Cet article parcourt les principes d'un bon maniement de l'Écriture, les critères d'évaluation des enseignants et des enseignements, la différence entre les vérités essentielles et les questions secondaires, et la question pratique de la manière dont une église à la maison ou une petite assemblée demeure bibliquement solide sans filet de sécurité institutionnel.

L'Écriture comme autorité suprême

Toute Écriture est inspirée de Dieu, et utile pour enseigner, pour convaincre, pour corriger, pour instruire dans la justice, afin que l'homme de Dieu soit accompli et propre à toute bonne œuvre.

— 2 Timothée 3:16–17 (LSG)

Le terme grec traduit par « inspirée de Dieu » est theopneustos — soufflée par Dieu. L'Écriture sort du souffle de Dieu lui-même. C'est le fondement qui explique pourquoi l'Écriture se place au-dessus de toute autre source d'autorité. D'autres voix peuvent nous aider à la comprendre, mais aucune autre voix ne peut la contredire.

Même les apôtres étaient soumis à l'examen de l'Écriture

Ces Juifs avaient des sentiments plus nobles que ceux de Thessalonique ; ils reçurent la parole avec beaucoup d'empressement, et ils examinaient chaque jour les Écritures, pour voir si ce qu'on leur disait était exact.

— Actes 17:11 (LSG)

Les Béréens entendirent Paul prêcher.
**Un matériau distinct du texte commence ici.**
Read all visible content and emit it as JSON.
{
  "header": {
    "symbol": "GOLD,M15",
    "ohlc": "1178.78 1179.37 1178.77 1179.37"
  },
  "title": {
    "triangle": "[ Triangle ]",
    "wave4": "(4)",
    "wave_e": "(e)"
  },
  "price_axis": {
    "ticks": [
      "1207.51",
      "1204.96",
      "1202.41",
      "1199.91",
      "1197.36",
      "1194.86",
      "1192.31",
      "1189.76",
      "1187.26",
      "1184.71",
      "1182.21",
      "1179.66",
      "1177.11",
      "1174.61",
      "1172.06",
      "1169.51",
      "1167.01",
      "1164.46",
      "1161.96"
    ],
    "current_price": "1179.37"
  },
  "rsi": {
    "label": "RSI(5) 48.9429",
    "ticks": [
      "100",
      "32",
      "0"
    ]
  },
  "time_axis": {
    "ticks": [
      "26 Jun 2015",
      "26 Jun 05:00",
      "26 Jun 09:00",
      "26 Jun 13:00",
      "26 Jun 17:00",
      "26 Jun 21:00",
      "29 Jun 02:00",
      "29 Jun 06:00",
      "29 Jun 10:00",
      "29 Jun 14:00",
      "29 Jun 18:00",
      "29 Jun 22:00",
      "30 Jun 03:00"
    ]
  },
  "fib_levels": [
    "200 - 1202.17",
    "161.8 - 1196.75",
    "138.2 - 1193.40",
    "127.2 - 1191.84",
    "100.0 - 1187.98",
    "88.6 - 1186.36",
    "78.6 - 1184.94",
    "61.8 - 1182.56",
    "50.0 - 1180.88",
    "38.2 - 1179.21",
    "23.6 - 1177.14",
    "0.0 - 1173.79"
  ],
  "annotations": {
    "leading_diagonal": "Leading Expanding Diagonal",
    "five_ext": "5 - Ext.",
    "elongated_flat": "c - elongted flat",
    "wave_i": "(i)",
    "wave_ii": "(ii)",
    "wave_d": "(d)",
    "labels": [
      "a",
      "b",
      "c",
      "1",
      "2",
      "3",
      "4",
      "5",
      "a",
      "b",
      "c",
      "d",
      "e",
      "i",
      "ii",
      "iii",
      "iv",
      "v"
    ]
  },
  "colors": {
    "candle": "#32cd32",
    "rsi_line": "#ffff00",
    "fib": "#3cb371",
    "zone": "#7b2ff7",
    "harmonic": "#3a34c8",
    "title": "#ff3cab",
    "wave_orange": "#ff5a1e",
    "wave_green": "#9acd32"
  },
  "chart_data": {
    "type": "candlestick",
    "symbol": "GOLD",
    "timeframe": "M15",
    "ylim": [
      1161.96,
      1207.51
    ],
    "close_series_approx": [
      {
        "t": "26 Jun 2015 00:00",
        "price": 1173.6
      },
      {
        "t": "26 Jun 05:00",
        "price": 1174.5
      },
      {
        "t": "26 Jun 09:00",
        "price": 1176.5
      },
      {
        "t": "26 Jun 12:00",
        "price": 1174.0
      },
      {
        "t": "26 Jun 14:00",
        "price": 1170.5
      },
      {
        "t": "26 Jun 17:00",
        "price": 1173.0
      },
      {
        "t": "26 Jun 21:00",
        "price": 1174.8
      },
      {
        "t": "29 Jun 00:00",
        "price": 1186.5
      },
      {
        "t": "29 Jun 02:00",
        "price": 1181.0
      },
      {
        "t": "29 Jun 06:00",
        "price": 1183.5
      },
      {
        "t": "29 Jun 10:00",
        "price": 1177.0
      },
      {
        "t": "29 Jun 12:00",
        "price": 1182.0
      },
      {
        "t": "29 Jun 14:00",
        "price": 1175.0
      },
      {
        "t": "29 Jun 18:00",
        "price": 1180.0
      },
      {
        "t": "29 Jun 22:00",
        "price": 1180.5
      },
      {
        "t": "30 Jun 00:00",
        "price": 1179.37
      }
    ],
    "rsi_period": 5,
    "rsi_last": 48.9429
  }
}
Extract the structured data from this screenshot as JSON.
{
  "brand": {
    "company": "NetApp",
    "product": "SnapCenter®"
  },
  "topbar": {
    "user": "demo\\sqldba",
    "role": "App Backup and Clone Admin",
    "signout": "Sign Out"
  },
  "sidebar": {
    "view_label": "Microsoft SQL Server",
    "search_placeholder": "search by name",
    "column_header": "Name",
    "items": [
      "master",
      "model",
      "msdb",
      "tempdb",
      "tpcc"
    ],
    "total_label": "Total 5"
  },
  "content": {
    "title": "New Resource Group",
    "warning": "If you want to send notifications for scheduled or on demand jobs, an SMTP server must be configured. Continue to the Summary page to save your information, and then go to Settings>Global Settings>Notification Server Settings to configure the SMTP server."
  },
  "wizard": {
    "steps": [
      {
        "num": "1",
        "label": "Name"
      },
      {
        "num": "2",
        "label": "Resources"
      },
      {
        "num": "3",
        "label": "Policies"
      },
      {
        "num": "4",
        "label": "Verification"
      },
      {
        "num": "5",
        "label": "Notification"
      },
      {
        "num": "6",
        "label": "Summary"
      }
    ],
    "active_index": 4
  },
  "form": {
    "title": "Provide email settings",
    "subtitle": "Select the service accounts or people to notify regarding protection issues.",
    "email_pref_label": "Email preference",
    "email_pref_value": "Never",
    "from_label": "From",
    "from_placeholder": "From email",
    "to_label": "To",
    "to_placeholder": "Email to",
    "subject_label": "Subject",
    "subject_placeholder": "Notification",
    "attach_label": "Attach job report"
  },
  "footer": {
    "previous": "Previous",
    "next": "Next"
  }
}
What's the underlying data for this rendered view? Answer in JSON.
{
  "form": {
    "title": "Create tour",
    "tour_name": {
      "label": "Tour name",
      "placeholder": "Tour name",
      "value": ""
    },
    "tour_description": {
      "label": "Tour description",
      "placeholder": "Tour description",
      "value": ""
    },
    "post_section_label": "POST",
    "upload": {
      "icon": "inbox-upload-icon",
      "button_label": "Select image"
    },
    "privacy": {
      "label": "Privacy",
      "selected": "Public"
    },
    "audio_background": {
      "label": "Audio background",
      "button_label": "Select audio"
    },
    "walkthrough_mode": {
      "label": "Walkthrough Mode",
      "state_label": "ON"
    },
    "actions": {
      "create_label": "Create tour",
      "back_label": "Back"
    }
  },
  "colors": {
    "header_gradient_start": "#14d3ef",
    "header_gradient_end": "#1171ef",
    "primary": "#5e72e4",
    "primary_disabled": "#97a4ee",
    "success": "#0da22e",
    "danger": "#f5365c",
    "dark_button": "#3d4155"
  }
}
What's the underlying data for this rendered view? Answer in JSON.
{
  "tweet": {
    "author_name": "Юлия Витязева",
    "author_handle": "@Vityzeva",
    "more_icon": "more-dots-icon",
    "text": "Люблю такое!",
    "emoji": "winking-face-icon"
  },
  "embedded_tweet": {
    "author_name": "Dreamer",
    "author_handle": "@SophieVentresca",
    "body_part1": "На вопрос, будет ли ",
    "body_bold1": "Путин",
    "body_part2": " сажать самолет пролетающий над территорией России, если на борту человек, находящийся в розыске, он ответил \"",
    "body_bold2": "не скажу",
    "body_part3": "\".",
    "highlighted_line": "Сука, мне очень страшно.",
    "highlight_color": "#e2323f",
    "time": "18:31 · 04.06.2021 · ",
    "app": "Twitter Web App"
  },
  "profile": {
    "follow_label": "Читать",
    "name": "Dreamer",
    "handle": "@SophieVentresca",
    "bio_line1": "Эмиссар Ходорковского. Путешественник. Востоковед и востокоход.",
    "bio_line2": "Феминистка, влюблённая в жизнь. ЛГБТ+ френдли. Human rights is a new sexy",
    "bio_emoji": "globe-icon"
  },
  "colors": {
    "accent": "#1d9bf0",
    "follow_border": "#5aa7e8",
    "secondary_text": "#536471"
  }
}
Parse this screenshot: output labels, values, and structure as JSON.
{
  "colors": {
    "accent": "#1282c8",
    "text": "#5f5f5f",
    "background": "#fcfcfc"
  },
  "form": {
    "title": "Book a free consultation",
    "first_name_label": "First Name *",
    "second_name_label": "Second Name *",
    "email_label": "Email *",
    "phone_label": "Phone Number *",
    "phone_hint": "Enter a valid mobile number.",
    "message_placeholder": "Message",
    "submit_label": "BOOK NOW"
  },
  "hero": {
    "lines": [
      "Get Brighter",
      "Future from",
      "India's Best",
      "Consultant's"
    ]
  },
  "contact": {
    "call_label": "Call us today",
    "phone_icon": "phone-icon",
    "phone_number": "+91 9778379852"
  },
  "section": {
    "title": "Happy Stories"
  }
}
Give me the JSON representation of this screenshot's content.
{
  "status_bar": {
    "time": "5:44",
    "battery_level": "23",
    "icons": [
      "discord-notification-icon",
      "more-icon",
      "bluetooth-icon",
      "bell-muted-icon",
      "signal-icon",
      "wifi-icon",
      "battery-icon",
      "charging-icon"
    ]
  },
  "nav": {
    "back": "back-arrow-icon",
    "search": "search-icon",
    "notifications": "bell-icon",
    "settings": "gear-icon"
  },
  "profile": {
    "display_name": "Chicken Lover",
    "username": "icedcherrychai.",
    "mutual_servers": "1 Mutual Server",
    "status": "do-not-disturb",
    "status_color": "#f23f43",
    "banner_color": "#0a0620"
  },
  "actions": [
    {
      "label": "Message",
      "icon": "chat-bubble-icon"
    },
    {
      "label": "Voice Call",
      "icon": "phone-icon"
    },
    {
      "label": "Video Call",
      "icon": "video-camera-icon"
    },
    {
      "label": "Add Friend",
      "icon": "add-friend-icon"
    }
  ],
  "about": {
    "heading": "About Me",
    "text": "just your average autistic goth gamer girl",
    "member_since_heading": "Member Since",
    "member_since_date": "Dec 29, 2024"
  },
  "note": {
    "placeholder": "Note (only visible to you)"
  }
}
Paul était apôtre. Il avait vu le Christ ressuscité, écrit ce qui allait devenir l'Écriture, accompli des signes et des prodiges. Et pourtant les Béréens examinaient chaque jour les Écritures, pour voir si ce qu'on leur disait était exact. Luc les présente comme ayant des sentiments plus nobles pour avoir agi ainsi.

Si les apôtres devaient être soumis à l'examen de l'Écriture, tout enseignant d'aujourd'hui doit l'être également. Il n'existe aujourd'hui aucun enseignant qui possède plus d'autorité que Paul. Si Paul était vérifié, tout enseignant doit l'être. C'est la responsabilité du croyant — recevoir l'enseignement avec empressement et le vérifier à l'aune du texte.

Les Béréens — un modèle à imiter

Le modèle béréen comporte trois composantes, et chacune compte.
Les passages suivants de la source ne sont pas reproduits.